Denbigh Day connects students and families to outdoors

DENBIGH – An opportunity to enjoy a unique outdoor setting is coming up Wednesday when the North Dakota Forest Service and USDA Forest Service host the third annual Denbigh Day at the Denbigh Experimental Forest.

This year’s event will celebrate public lands and Smokey Bear’s 75th birthday with two separate free events. An educational event will be held during the school day for students, and an evening event is scheduled for the public. Students and the public will learn about the history of the experimental forest, the plants and wildlife that live there and the professionals who manage it.

Families and interested adults are invited to bring picnic lunches and lawn chairs for a family-oriented evening meal and program. The event starts at 5:30 p.m. with an optional interpretive hike through the Arboretum loop. Casey Johnson, Sheyenne District Ranger with the USDA Forest Service, will give an overview of the Denbigh Experimental Forest’s history while folks are enjoying their meals. An outdoor showing of “The Big Burn: Teddy Roosevelt and the Fire that Saved America,” a Forest Service documentary on the fires of 1910, starts at 6:30 p.m., with free Dutch oven kettle corn.

“We are trying to ramp it up a little bit as far as having something additional for folks,” Johnson said of the third-year event. Getting people out to Denbigh also is a way to showcase the outdoor activities that are available.

“What we really have been focusing on recently is improved opportunities for recreation. This is also the fourth season that we have had volunteer interpretive hosts stay at the cabin and provide information about the history and the opportunities,” Johnson said.

The forest offers a number of multi-use trails for hiking, biking, mountain biking or other non-motorized transportation. Trails are not groomed in the winter, but cross-country skiers are welcome. Bird watching is a another popular pastime. The forest hosts a Christmas bird count every year.

Information panels are in place throughout the forest. The forest has native grasses, shrubs and trees, predominantly aspen. In addition, 40 tree varieties were planted when the forest was developed at Denbigh in the 1930s, and about 30 of those have persisted, Johnson said.

“There’s quite the diversity,” he said. “You can walk through Denbigh and see species from all across the globe. It’s not just the North American continent. You have species from Asia and other places.”

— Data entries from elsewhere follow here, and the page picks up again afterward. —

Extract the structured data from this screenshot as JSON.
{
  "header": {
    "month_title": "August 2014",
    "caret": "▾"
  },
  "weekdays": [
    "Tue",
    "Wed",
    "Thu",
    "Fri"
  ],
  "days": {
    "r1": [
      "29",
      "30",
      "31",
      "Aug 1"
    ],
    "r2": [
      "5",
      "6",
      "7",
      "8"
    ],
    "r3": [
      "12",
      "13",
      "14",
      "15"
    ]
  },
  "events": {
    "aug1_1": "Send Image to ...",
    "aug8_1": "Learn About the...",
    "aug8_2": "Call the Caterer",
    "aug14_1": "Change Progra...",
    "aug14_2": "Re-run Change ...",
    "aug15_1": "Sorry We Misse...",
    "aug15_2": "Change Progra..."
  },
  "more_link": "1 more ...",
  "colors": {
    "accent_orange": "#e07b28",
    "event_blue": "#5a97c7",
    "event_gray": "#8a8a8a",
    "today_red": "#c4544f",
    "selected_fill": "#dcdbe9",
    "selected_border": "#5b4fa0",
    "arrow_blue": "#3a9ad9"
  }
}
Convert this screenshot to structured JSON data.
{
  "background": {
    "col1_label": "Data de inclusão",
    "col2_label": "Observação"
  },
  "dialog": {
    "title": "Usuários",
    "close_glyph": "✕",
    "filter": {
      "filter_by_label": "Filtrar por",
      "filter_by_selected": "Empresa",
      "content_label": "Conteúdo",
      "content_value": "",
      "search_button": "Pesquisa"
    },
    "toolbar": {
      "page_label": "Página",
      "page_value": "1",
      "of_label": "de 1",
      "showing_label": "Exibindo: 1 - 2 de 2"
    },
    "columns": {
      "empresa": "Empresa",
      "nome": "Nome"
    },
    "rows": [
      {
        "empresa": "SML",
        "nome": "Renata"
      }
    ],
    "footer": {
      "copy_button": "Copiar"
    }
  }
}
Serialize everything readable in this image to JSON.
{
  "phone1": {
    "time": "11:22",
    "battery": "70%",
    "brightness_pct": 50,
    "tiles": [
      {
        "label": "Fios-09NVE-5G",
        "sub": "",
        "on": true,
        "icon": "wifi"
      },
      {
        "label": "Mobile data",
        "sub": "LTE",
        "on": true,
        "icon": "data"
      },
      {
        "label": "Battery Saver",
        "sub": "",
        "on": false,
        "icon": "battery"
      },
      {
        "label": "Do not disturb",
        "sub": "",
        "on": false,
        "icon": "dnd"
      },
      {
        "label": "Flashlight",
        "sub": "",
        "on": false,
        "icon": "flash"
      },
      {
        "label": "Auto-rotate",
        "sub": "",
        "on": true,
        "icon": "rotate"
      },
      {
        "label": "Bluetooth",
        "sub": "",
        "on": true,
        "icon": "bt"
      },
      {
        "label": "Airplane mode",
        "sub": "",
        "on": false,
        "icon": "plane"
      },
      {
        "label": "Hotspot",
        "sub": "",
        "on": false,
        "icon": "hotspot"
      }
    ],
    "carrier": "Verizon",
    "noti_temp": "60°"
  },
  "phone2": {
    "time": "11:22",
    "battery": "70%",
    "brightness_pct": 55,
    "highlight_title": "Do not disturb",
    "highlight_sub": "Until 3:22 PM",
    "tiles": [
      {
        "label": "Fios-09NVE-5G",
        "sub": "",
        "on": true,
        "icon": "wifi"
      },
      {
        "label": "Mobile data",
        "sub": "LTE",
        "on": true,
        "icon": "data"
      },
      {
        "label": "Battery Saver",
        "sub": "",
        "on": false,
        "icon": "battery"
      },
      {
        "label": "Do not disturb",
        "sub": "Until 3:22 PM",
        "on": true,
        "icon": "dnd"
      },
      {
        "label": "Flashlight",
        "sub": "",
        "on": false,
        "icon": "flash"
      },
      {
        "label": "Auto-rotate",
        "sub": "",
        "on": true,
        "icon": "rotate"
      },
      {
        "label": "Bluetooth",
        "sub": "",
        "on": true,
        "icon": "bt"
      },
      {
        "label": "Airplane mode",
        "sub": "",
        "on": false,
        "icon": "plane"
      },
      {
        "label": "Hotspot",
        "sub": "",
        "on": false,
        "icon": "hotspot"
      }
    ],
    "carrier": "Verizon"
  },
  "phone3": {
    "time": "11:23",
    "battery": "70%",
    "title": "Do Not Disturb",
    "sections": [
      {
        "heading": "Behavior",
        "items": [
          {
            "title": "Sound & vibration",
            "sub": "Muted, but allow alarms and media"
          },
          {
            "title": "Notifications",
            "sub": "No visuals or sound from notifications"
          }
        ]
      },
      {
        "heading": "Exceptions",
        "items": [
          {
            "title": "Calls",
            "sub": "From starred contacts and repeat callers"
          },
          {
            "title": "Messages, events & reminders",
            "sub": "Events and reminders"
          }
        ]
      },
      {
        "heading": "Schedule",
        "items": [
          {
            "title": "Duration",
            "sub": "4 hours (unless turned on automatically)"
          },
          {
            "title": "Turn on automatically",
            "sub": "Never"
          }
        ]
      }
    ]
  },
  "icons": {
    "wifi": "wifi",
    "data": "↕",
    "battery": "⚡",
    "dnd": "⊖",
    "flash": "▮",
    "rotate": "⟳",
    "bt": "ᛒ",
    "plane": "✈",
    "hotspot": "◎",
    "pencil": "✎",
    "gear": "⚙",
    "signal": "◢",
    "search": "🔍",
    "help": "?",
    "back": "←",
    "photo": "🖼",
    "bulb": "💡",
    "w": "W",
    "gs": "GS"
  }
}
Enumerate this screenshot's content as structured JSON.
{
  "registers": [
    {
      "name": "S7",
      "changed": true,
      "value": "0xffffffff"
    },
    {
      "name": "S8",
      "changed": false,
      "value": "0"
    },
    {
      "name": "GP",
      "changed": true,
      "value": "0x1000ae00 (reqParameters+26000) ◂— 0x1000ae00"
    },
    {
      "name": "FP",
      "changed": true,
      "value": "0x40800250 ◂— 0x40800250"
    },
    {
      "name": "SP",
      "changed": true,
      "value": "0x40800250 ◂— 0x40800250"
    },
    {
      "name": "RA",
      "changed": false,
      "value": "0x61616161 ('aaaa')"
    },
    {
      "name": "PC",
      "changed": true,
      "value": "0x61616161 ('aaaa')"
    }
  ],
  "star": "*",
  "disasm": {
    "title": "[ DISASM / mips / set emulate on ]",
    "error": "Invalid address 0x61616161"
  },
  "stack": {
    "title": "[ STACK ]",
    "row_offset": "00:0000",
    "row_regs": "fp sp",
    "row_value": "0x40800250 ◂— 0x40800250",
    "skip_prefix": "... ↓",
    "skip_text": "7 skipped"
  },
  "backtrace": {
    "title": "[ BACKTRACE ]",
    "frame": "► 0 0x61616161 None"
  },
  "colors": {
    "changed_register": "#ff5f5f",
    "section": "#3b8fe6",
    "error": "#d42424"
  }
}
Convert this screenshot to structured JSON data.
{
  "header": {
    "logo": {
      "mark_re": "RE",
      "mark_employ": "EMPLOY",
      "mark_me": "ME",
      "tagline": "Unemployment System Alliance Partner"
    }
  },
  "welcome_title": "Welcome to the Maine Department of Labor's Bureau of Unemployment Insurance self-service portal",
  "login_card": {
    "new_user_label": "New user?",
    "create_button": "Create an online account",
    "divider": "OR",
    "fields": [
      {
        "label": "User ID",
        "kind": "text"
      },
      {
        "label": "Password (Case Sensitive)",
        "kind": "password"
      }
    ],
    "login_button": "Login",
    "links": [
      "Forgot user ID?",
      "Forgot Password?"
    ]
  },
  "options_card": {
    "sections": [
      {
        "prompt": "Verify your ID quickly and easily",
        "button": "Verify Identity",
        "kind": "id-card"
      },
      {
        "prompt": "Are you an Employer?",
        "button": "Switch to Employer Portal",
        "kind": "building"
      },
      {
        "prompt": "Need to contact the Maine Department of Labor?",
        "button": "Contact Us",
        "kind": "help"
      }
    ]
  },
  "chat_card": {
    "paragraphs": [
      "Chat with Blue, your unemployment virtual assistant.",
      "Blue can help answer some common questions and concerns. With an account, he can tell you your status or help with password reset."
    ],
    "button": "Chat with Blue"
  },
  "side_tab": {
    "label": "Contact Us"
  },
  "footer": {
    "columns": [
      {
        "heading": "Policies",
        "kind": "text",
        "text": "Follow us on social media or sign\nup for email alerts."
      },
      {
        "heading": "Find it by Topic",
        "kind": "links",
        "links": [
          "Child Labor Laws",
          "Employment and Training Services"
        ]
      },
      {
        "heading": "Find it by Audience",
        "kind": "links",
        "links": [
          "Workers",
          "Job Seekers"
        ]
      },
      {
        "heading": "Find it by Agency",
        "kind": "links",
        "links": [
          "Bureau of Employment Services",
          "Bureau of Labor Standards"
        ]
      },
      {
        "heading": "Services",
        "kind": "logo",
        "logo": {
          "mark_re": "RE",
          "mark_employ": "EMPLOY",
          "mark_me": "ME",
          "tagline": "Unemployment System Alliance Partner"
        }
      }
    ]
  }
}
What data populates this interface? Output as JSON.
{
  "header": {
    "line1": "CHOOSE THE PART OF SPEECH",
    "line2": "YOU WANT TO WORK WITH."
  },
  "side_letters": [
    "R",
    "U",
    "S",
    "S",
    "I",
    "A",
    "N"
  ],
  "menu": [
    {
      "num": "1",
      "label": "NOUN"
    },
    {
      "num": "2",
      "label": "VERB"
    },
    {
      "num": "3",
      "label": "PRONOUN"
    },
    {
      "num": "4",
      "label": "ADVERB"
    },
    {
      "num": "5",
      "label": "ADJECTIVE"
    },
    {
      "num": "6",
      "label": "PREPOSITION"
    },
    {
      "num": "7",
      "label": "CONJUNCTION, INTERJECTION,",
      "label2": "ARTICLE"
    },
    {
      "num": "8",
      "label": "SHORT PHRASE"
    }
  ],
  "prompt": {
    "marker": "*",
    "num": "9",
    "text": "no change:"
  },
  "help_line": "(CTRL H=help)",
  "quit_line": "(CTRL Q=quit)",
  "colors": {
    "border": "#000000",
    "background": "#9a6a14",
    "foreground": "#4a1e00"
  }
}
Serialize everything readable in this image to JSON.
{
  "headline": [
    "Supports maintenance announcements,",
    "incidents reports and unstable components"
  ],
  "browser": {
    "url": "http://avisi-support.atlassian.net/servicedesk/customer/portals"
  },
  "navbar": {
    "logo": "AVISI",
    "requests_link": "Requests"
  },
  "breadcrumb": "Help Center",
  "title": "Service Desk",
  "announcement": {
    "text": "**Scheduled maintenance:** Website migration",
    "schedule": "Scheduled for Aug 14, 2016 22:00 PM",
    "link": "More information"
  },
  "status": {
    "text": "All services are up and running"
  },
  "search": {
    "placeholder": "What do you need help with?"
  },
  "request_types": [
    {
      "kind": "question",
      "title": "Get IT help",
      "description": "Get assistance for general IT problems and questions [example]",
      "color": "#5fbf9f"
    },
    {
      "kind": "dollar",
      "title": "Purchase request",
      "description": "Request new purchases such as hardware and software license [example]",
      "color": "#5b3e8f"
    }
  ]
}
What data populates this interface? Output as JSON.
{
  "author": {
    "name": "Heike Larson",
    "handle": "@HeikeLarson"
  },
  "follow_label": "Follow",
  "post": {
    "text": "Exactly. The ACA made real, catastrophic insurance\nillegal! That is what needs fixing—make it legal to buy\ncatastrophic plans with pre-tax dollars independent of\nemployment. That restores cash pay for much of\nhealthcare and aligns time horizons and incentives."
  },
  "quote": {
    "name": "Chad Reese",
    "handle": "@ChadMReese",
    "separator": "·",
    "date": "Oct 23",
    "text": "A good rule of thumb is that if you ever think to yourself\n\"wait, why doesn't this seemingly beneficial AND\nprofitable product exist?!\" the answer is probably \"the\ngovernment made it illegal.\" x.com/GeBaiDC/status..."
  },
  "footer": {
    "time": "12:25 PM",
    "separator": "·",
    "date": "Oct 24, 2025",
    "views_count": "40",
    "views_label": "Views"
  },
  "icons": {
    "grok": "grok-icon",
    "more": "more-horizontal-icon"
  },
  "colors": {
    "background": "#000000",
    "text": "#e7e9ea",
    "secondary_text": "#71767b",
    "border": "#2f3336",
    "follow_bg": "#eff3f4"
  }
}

About 189 students from five schools are expected to attend Wednesday’s day program. The program draws students from Bottineau to Minot. It has targeted sixth through eighth graders, but to maintain capacity as the program expands to more schools, the focus this year and going forward will be on eighth graders, Johnson said.

“Getting students onto their public lands to learn about sustainability is important,” Johnson said in a release about the event. “Connecting youth to their forests and grasslands can help instill a lifelong appreciation for the value that forests and grasslands represent for biodiversity, the environment, sustainable communities, recreation and their impact to our quality of life.”

Local students will engage during the day in active learning experiences regarding forest management and issues; the role of fire on the landscape; mapping and GPS; and multiple use principles and natural resource careers. Everyone will get to hike and explore the forest.

“We want students to see the relevance of their classroom studies to complex environmental issues and help acquire skills they’ll need to be creative problem solvers for a sustainable future,” Aubrey Davis, outreach and education manager for the North Dakota Forest Service, stated in the release.

Denbigh Experimental Forest is located about 32 miles east of Minot, along U.S. Highway 2.